One of the more relevant prior art patents is Dykeman U.S. Pat. No. 4,735,003 which describes a molded plastic toe cap made of a variety of thermoplastic and thermosetting resins, both with and without fiber reinforcement. The body of the toe cap is provided with a flexible roof region, the deflection of which under load is intended to shift stresses to the lateral and forward wall regions which are generally heavier and more capable of supporting the loads. U.S. Pat. No. 4,735,003 describes the use of a number of possible molding techniques including injection molding. Also disclosed is the use of a polyurethane plastic with glass fiber reinforcement wherein the fibers have a length in the range of 1/4 inch to 1 inch as received from the plasticizing equipment and placed in a compression mold.
British Patent Application No. 2,138,272A also discloses a protective toe cap made from an injection molded glass-filled plastic material. The specification suggests that the flow rate of the plastic material and the gate size and location be chosen to ensure that there is no molding discontinuity or weakness in the upper portion of the toe cap. However, no injection flow rate nor gate size or location is specified.
European Patent Application No. 83304046.2 describes a protective toe cap for a shoe which is molded from a plastic material that is reinforced with uniaxially aligned continuous fibers extending laterally across the roof of the cap. However, the toe cap is molded using compression molding techniques and recognizes the need to carefully orient and hold the continuous fibers so that they are not dislodged from their position during molding. Injection molding techniques would not be suitable for the manufacture of this toe cap.
In the United States, suitability of toe caps for new protective footwear is determined in accordance with American National Standard for Personal--Protection Protective Footwear (ANSI Z41-1991). This Standard provides, inter alia, for separate compression and impact tests, both of which apply vertical loads to the roof of the toe cap actually installed in a shoe or boot. Similar but somewhat more rigorous standards are applicable in Canada under Canadian Standards Association toe impact test Z-195 March 1984. In Europe, the test regimen is dictated by DIN standards.
The rigorous test regimens to which protective toe caps are subject has it made extremely difficult to design and build a toe cap of either steel or plastic which will consistently meet any one of the standards, much less all of them. The problem is exacerbated by variations in toe cap styles in the United States and between the United States, Canada and Europe.
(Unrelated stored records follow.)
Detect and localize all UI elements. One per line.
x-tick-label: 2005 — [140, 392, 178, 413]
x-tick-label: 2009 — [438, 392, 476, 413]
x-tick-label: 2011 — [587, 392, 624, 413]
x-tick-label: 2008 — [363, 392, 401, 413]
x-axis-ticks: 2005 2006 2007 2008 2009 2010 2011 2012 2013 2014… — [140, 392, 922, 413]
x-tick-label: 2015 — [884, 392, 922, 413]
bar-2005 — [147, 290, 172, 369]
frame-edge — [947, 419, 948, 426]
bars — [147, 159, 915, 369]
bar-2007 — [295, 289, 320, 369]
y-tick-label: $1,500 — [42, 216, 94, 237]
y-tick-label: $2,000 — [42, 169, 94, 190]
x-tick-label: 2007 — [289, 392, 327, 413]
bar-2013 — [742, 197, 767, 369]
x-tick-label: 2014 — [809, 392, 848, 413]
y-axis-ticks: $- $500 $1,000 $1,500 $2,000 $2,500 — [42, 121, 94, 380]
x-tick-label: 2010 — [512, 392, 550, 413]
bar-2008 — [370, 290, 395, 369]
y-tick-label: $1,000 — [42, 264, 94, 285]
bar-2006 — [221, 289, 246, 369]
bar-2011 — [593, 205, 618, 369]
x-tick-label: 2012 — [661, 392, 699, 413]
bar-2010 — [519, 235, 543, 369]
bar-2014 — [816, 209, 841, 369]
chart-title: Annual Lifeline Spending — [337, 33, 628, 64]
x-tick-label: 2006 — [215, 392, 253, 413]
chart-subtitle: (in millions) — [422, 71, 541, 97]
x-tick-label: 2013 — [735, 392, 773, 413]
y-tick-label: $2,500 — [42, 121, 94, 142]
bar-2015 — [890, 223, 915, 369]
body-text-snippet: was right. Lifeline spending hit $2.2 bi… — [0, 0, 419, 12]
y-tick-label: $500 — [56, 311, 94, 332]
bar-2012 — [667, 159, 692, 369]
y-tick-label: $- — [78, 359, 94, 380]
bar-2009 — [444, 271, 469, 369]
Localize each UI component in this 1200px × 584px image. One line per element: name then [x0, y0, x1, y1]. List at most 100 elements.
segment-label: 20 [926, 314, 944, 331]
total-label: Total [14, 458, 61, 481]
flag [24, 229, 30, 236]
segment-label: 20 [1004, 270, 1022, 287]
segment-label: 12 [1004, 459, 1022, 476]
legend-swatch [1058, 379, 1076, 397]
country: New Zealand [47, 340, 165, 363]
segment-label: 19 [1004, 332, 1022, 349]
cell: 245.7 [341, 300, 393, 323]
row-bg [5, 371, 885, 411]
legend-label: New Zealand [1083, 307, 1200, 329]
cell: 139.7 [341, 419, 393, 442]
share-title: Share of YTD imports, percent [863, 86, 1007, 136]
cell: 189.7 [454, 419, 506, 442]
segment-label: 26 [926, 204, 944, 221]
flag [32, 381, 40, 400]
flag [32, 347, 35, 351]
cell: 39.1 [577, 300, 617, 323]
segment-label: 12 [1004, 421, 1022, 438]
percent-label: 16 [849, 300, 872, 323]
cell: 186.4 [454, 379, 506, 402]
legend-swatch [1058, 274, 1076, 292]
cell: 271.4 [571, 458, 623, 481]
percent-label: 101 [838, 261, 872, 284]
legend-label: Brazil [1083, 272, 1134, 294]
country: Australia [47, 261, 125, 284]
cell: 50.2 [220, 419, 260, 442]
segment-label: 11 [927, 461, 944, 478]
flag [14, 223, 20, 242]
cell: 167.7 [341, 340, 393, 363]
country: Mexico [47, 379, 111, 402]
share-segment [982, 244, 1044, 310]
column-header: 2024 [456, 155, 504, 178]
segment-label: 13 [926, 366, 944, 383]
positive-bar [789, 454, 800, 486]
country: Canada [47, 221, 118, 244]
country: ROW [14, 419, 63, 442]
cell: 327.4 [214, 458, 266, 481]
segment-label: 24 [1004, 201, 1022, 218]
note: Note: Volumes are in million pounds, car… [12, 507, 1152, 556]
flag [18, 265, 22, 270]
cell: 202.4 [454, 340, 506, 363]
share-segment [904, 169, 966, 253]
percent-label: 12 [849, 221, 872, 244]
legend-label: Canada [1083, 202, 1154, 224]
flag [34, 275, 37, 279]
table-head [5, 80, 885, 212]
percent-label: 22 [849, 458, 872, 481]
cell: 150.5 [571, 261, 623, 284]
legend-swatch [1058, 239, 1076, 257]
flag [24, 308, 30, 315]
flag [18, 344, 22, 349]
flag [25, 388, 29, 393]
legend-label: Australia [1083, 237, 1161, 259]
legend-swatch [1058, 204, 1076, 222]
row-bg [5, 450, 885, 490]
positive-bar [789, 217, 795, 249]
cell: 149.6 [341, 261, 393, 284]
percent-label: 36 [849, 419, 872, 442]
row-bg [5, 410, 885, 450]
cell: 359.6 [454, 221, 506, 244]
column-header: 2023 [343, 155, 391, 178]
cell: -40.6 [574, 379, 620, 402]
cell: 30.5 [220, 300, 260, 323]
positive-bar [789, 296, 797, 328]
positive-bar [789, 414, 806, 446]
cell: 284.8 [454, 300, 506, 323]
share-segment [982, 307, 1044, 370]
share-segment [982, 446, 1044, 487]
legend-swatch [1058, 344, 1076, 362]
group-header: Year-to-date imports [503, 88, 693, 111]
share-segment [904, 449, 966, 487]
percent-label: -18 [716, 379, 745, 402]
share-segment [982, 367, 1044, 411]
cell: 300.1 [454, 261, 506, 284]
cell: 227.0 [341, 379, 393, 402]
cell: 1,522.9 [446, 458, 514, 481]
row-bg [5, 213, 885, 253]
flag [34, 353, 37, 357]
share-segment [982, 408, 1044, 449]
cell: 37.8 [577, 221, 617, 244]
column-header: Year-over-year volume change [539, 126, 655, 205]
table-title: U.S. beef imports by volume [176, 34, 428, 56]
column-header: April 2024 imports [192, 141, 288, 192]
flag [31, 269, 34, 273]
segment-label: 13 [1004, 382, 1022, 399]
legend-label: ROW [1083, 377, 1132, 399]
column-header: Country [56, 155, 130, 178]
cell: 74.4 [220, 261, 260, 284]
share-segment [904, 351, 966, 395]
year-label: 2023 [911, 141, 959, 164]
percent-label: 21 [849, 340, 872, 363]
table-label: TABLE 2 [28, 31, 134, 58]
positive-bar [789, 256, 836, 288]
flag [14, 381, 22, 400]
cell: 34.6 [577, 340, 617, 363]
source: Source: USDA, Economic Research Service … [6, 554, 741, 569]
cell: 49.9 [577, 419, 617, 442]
These styles are, in turn, dictated to some extent by variations in the styles and in the construction of shoes, both work shoes and dress shoes which are modified to include protective toe caps. There is also a desire in the industry to eliminate steel toe caps for reasons in addition to those mentioned above, such as the heat and electrically conductive properties of steel. Also, the response of steel to magnetic or electrical signals makes it undesirable for certain military and the like applications.
Thus, there is a continuing real need in the industry for a plastic toe cap to replace steel toe caps which will meet the applicable test standards and still meet the aesthetic requirements of style, shape and relatively light weight. In addition, molded plastic toe caps should desirably be capable of being made at high production rates, such as by injection molding. It is known, however, that prior injection molding techniques and materials using fiber-reinforced plastics are subject to fiber degradation and difficulty in fiber orientation necessary to optimize the strength of the final product.